In the case of an emergency need to disconnect I'd be relying on the fuse as the manual disconnect is not quick to reach typically and of course if very close to the potential source of the problem. The switch, a Blue Sea, 300A continuous rated switch works fine but is my most significant source of resistance and now that I can use the app to disconnect for system maintenance I'm considering removing the manual switch. I realize opinions will vary, please share yours.

Thoughts?
 
is my most significant source of resistance
Is it so significant that it's causing a problem? Could you improve the resistance with better crimps/lugs on the switch terminals?
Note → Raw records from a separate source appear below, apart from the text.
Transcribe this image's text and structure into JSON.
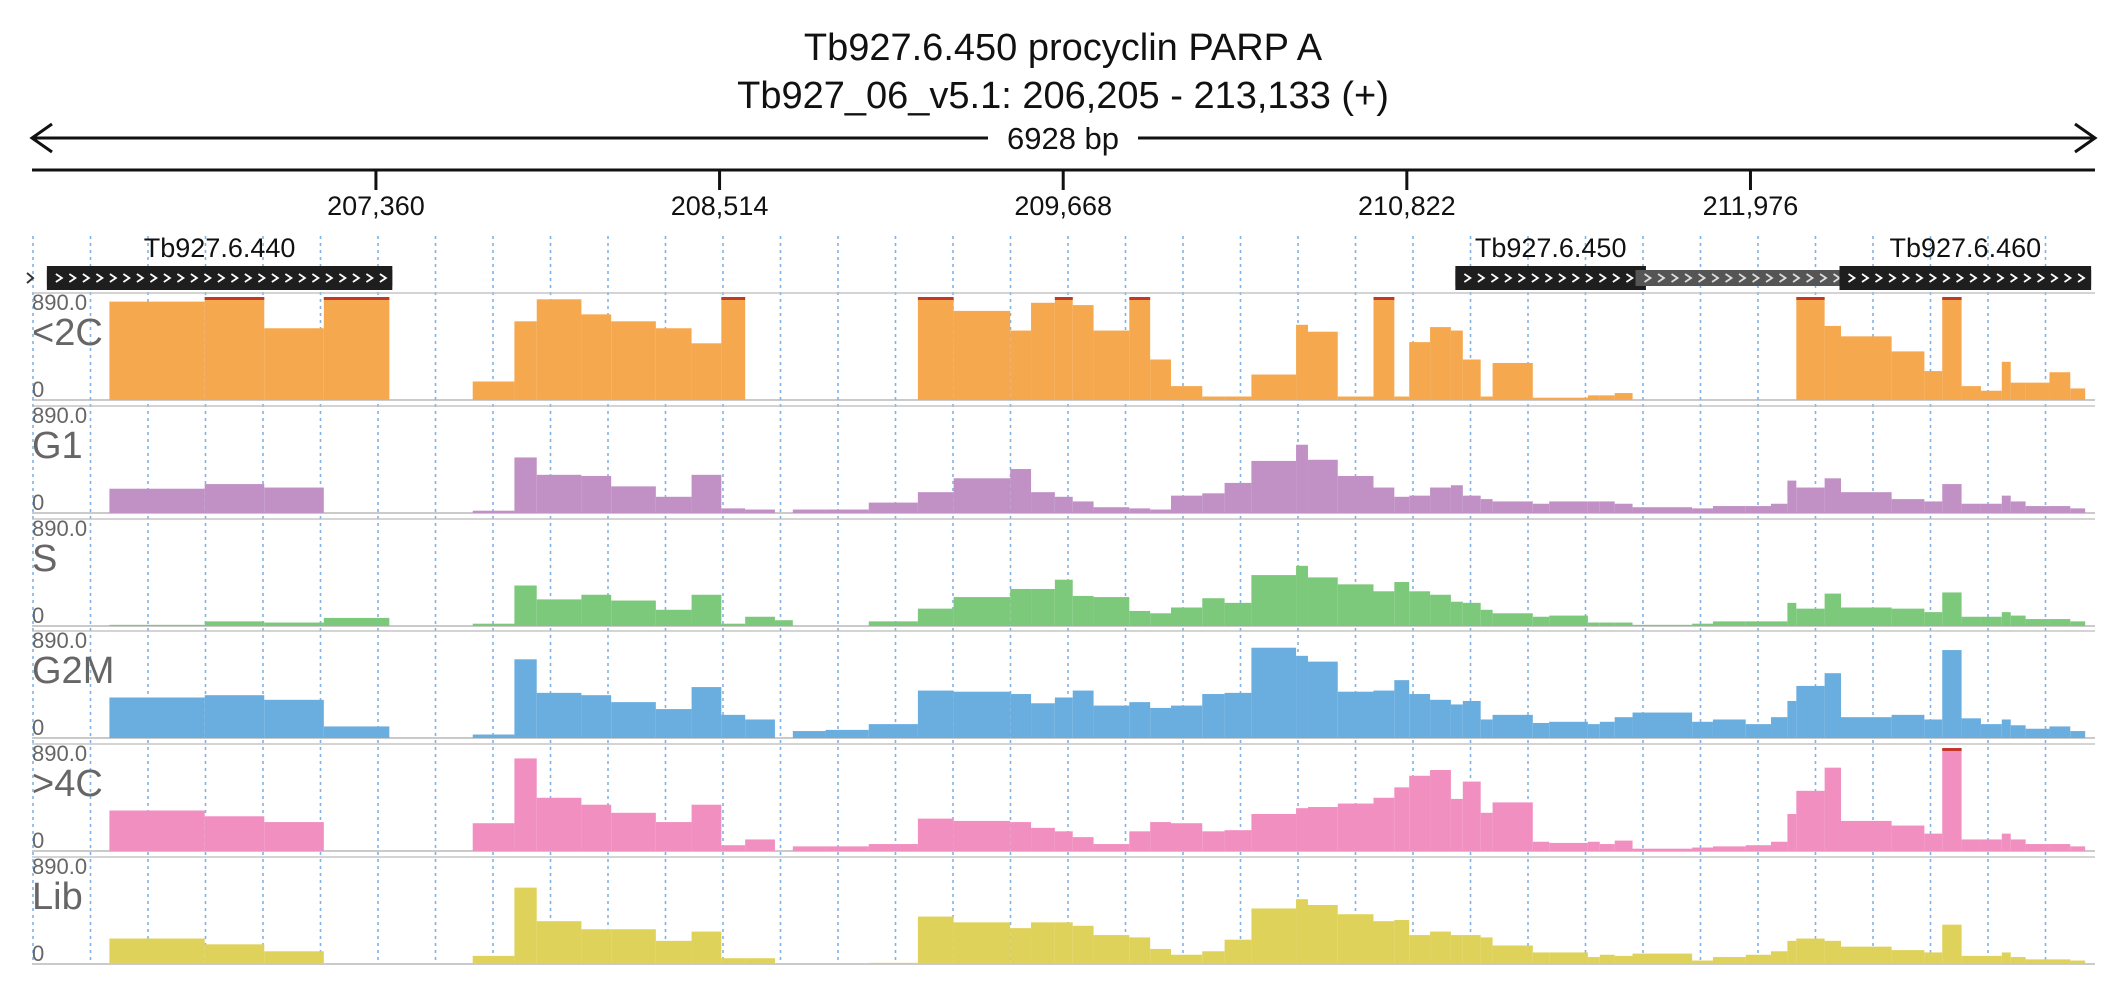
{
  "chart_data": {
    "type": "bar",
    "title": "Tb927.6.450  procyclin PARP A",
    "subtitle": "Tb927_06_v5.1: 206,205 - 213,133 (+)",
    "span_label": "6928 bp",
    "xlim": [
      206205,
      213133
    ],
    "x_ticks": [
      207360,
      208514,
      209668,
      210822,
      211976
    ],
    "x_tick_labels": [
      "207,360",
      "208,514",
      "209,668",
      "210,822",
      "211,976"
    ],
    "grid": true,
    "genes": [
      {
        "name": "Tb927.6.440",
        "start": 206255,
        "end": 207415,
        "cds_start": 206255,
        "cds_end": 207415,
        "strand": "+"
      },
      {
        "name": "Tb927.6.450",
        "start": 210985,
        "end": 211920,
        "cds_start": 210985,
        "cds_end": 211625,
        "strand": "+"
      },
      {
        "name": "Tb927.6.460",
        "start": 211590,
        "end": 213120,
        "cds_start": 212275,
        "cds_end": 213120,
        "strand": "+"
      }
    ],
    "bin_starts": [
      206205,
      206465,
      206785,
      206985,
      207185,
      207405,
      207685,
      207825,
      207900,
      208050,
      208150,
      208300,
      208420,
      208520,
      208600,
      208700,
      208760,
      208870,
      209015,
      209180,
      209300,
      209490,
      209560,
      209640,
      209700,
      209770,
      209890,
      209960,
      210030,
      210135,
      210210,
      210300,
      210450,
      210490,
      210590,
      210710,
      210780,
      210830,
      210900,
      210970,
      211010,
      211070,
      211110,
      211245,
      211300,
      211430,
      211470,
      211520,
      211580,
      211780,
      211850,
      211960,
      212045,
      212100,
      212130,
      212225,
      212280,
      212450,
      212560,
      212620,
      212685,
      212750,
      212820,
      212850,
      212900,
      212980,
      213050,
      213100,
      213133
    ],
    "series": [
      {
        "name": "<2C",
        "color": "#f5a84e",
        "values": [
          0,
          850,
          890,
          620,
          890,
          0,
          160,
          680,
          870,
          740,
          680,
          620,
          490,
          890,
          0,
          0,
          0,
          0,
          0,
          890,
          770,
          600,
          840,
          890,
          820,
          600,
          890,
          350,
          120,
          30,
          30,
          220,
          650,
          590,
          30,
          890,
          30,
          500,
          630,
          600,
          350,
          30,
          320,
          20,
          20,
          40,
          40,
          60,
          0,
          0,
          0,
          0,
          0,
          0,
          890,
          640,
          550,
          420,
          250,
          890,
          120,
          80,
          330,
          150,
          150,
          240,
          100,
          0
        ]
      },
      {
        "name": "G1",
        "color": "#c191c6",
        "values": [
          0,
          210,
          250,
          220,
          0,
          0,
          20,
          480,
          330,
          320,
          230,
          140,
          330,
          40,
          30,
          0,
          30,
          30,
          90,
          180,
          300,
          380,
          180,
          140,
          100,
          50,
          40,
          30,
          150,
          170,
          260,
          450,
          590,
          460,
          320,
          220,
          140,
          150,
          220,
          240,
          150,
          120,
          100,
          80,
          100,
          100,
          100,
          80,
          50,
          40,
          60,
          60,
          80,
          280,
          220,
          300,
          180,
          120,
          100,
          250,
          80,
          80,
          150,
          100,
          60,
          60,
          40,
          0
        ]
      },
      {
        "name": "S",
        "color": "#7dc97b",
        "values": [
          0,
          10,
          40,
          30,
          70,
          0,
          20,
          350,
          230,
          270,
          220,
          140,
          270,
          20,
          80,
          50,
          0,
          0,
          40,
          150,
          250,
          320,
          320,
          400,
          260,
          250,
          130,
          110,
          160,
          240,
          200,
          440,
          520,
          420,
          360,
          300,
          380,
          300,
          270,
          210,
          200,
          140,
          110,
          80,
          90,
          30,
          30,
          30,
          10,
          20,
          40,
          40,
          40,
          200,
          150,
          280,
          160,
          150,
          120,
          290,
          80,
          80,
          120,
          90,
          60,
          60,
          40,
          0
        ]
      },
      {
        "name": "G2M",
        "color": "#6aaee0",
        "values": [
          0,
          350,
          370,
          330,
          100,
          0,
          30,
          680,
          390,
          370,
          310,
          250,
          440,
          200,
          160,
          0,
          60,
          70,
          120,
          410,
          400,
          380,
          300,
          350,
          410,
          280,
          310,
          260,
          280,
          380,
          390,
          780,
          710,
          660,
          400,
          410,
          500,
          380,
          330,
          290,
          320,
          160,
          200,
          130,
          140,
          120,
          140,
          180,
          220,
          140,
          160,
          120,
          180,
          320,
          450,
          560,
          180,
          200,
          160,
          760,
          170,
          120,
          160,
          110,
          80,
          100,
          60,
          0
        ]
      },
      {
        "name": ">4C",
        "color": "#f18fc1",
        "values": [
          0,
          350,
          300,
          250,
          0,
          0,
          240,
          800,
          460,
          400,
          330,
          250,
          400,
          50,
          100,
          0,
          40,
          40,
          60,
          280,
          260,
          250,
          200,
          170,
          120,
          60,
          170,
          250,
          240,
          170,
          180,
          320,
          370,
          380,
          410,
          460,
          550,
          650,
          700,
          450,
          600,
          330,
          420,
          80,
          70,
          80,
          60,
          90,
          20,
          30,
          40,
          50,
          80,
          320,
          520,
          720,
          260,
          220,
          150,
          890,
          100,
          100,
          150,
          100,
          60,
          60,
          40,
          0
        ]
      },
      {
        "name": "Lib",
        "color": "#dfd25a",
        "values": [
          0,
          220,
          170,
          110,
          0,
          0,
          70,
          660,
          370,
          300,
          300,
          200,
          280,
          50,
          50,
          0,
          0,
          0,
          10,
          410,
          360,
          310,
          360,
          360,
          330,
          250,
          230,
          130,
          80,
          110,
          210,
          480,
          560,
          510,
          430,
          370,
          380,
          250,
          280,
          250,
          250,
          230,
          160,
          100,
          100,
          60,
          80,
          70,
          90,
          30,
          60,
          80,
          110,
          200,
          220,
          200,
          150,
          120,
          100,
          340,
          70,
          70,
          100,
          60,
          40,
          40,
          30,
          0
        ]
      }
    ],
    "y_max_label": "890.0",
    "y_min_label": "0",
    "ylim": [
      0,
      890
    ]
  }
}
As a software developer, I would definitely not get rid of the manual switch. In an emergency I want the simplest path possible to fix the problem, and using software as a disconnect is just adding more friction to the process as well as more points of failure (where's my phone? the app needs to be updated, etc).
 
Thanks for your thoughts. It's certainly not a significant problem just entertaining the idea of increasing efficiency as much as practical while not jeopardizing safety. I've done all I can to improve the connections, re-crimped lugs, polished and added Caig contact enhancer. At full load, the lugs and cables are increasing in temp about 30F over ambient. Well within the safety range but loss nonetheless.
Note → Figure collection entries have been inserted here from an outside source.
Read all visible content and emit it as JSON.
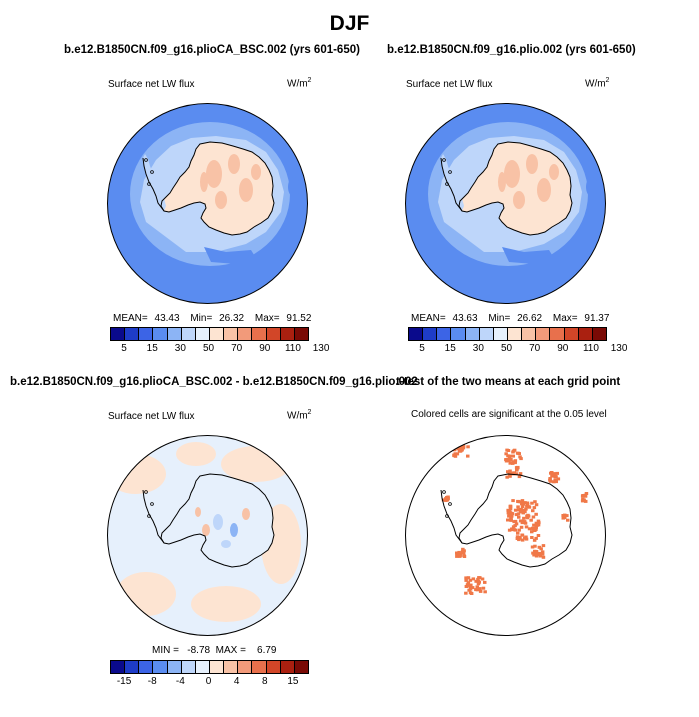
{
  "title": "DJF",
  "colors": {
    "abs_scale": [
      "#0a0a8c",
      "#1e3cc8",
      "#3c64e6",
      "#5a8cf0",
      "#8cb4f5",
      "#bed6fa",
      "#e6f0fc",
      "#fde4d2",
      "#f8c2a6",
      "#f29a7a",
      "#e8704c",
      "#d24628",
      "#aa2010",
      "#7a0a05"
    ],
    "diff_scale": [
      "#0a0a8c",
      "#1e3cc8",
      "#3c64e6",
      "#5a8cf0",
      "#8cb4f5",
      "#bed6fa",
      "#e6f0fc",
      "#fde4d2",
      "#f8c2a6",
      "#f29a7a",
      "#e8704c",
      "#d24628",
      "#aa2010",
      "#7a0a05"
    ],
    "sig_color": "#f07848",
    "ocean_dark": "#5a8cf0",
    "ocean_mid": "#8cb4f5",
    "ocean_light": "#bed6fa",
    "land_pale": "#fde4d2",
    "land_peach": "#f8c2a6"
  },
  "panels": [
    {
      "id": "case1",
      "title": "b.e12.B1850CN.f09_g16.plioCA_BSC.002 (yrs 601-650)",
      "variable": "Surface net LW flux",
      "unit": "W/m",
      "unit_exp": "2",
      "mean_label": "MEAN=",
      "mean": "43.43",
      "min_label": "Min=",
      "min": "26.32",
      "max_label": "Max=",
      "max": "91.52"
    },
    {
      "id": "case2",
      "title": "b.e12.B1850CN.f09_g16.plio.002 (yrs 601-650)",
      "variable": "Surface net LW flux",
      "unit": "W/m",
      "unit_exp": "2",
      "mean_label": "MEAN=",
      "mean": "43.63",
      "min_label": "Min=",
      "min": "26.62",
      "max_label": "Max=",
      "max": "91.37"
    },
    {
      "id": "diff",
      "title": "b.e12.B1850CN.f09_g16.plioCA_BSC.002 - b.e12.B1850CN.f09_g16.plio.002",
      "variable": "Surface net LW flux",
      "unit": "W/m",
      "unit_exp": "2",
      "stat_text": "MIN =   -8.78  MAX =    6.79"
    },
    {
      "id": "ttest",
      "title": "t-test of the two means at each grid point",
      "subtitle": "Colored cells are significant at the 0.05 level"
    }
  ],
  "colorbars": {
    "abs_ticks": [
      "5",
      "15",
      "30",
      "50",
      "70",
      "90",
      "110",
      "130"
    ],
    "diff_ticks": [
      "-15",
      "-8",
      "-4",
      "0",
      "4",
      "8",
      "15"
    ]
  },
  "chart_data": [
    {
      "type": "heatmap",
      "title": "b.e12.B1850CN.f09_g16.plioCA_BSC.002 (yrs 601-650)",
      "subtitle": "Surface net LW flux",
      "units": "W/m2",
      "projection": "south-polar-stereographic",
      "stats": {
        "mean": 43.43,
        "min": 26.32,
        "max": 91.52
      },
      "contour_levels": [
        5,
        10,
        15,
        20,
        30,
        40,
        50,
        60,
        70,
        80,
        90,
        100,
        110,
        120,
        130
      ]
    },
    {
      "type": "heatmap",
      "title": "b.e12.B1850CN.f09_g16.plio.002 (yrs 601-650)",
      "subtitle": "Surface net LW flux",
      "units": "W/m2",
      "projection": "south-polar-stereographic",
      "stats": {
        "mean": 43.63,
        "min": 26.62,
        "max": 91.37
      },
      "contour_levels": [
        5,
        10,
        15,
        20,
        30,
        40,
        50,
        60,
        70,
        80,
        90,
        100,
        110,
        120,
        130
      ]
    },
    {
      "type": "heatmap",
      "title": "b.e12.B1850CN.f09_g16.plioCA_BSC.002 - b.e12.B1850CN.f09_g16.plio.002",
      "subtitle": "Surface net LW flux",
      "units": "W/m2",
      "projection": "south-polar-stereographic",
      "stats": {
        "min": -8.78,
        "max": 6.79
      },
      "contour_levels": [
        -15,
        -12,
        -8,
        -6,
        -4,
        -2,
        0,
        2,
        4,
        6,
        8,
        12,
        15
      ]
    },
    {
      "type": "heatmap",
      "title": "t-test of the two means at each grid point",
      "subtitle": "Colored cells are significant at the 0.05 level",
      "significance_level": 0.05,
      "projection": "south-polar-stereographic"
    }
  ]
}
Agreed on the safety front however it may very well be faster and safer to use my phone to disconnect the mosfets as the switch is 'in the trunk' if you will...exit the vehicle, access the rear compartment and assuming the switch isn't blisteringly hot because of the fault turn it off. It may very well not be that useful in a true emergency.

In an ideal world, I'd relocate the disconnect making it accessible from the 'living space' but that would entail a redesign and of course longer conductors...
 
What led you to this conclusion? I mean I don't disagree there is resistance in it, but how do you conclude that it is significant enough to change?
By measuring the temperature under multi-hour full load of all connections. It's the most significant source of resistance in the system however it's not necessarily significant.
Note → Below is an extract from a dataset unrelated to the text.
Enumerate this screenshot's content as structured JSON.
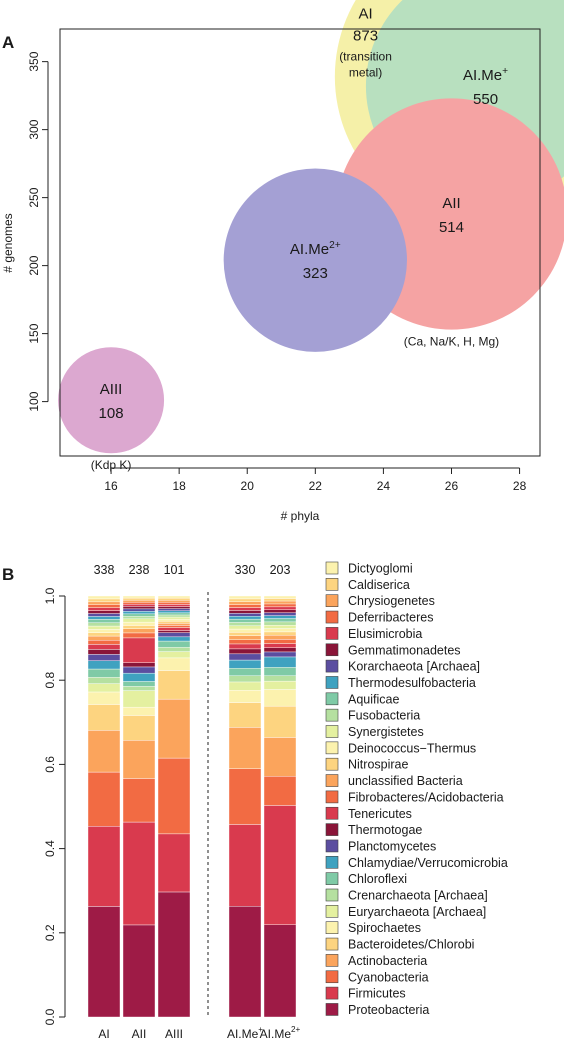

I would argue that it's not significant but if the switch isn't accessible enough when I need it then what's the point in keeping it.

FWIW, this was more of a thought experiment, to learn and gather others opinions, and discuss.
 
By measuring the temperature under multi-hour full load of all connections. It's the most significant source of resistance in the system however it's not necessarily significant.
Oh, yes that is a decent test.

As long as it didn't get over 75C I would lean towards not removing it. Your real world usage will not be as intensive anyway.
 
Temps remained below 45C, consistent over two full capacity tests. No issue there. And you're right, I don't stress the system to this degree normally. My typically full-load only lasts 20 mins. to heat water to shower and not everyday (water is the limiter not power).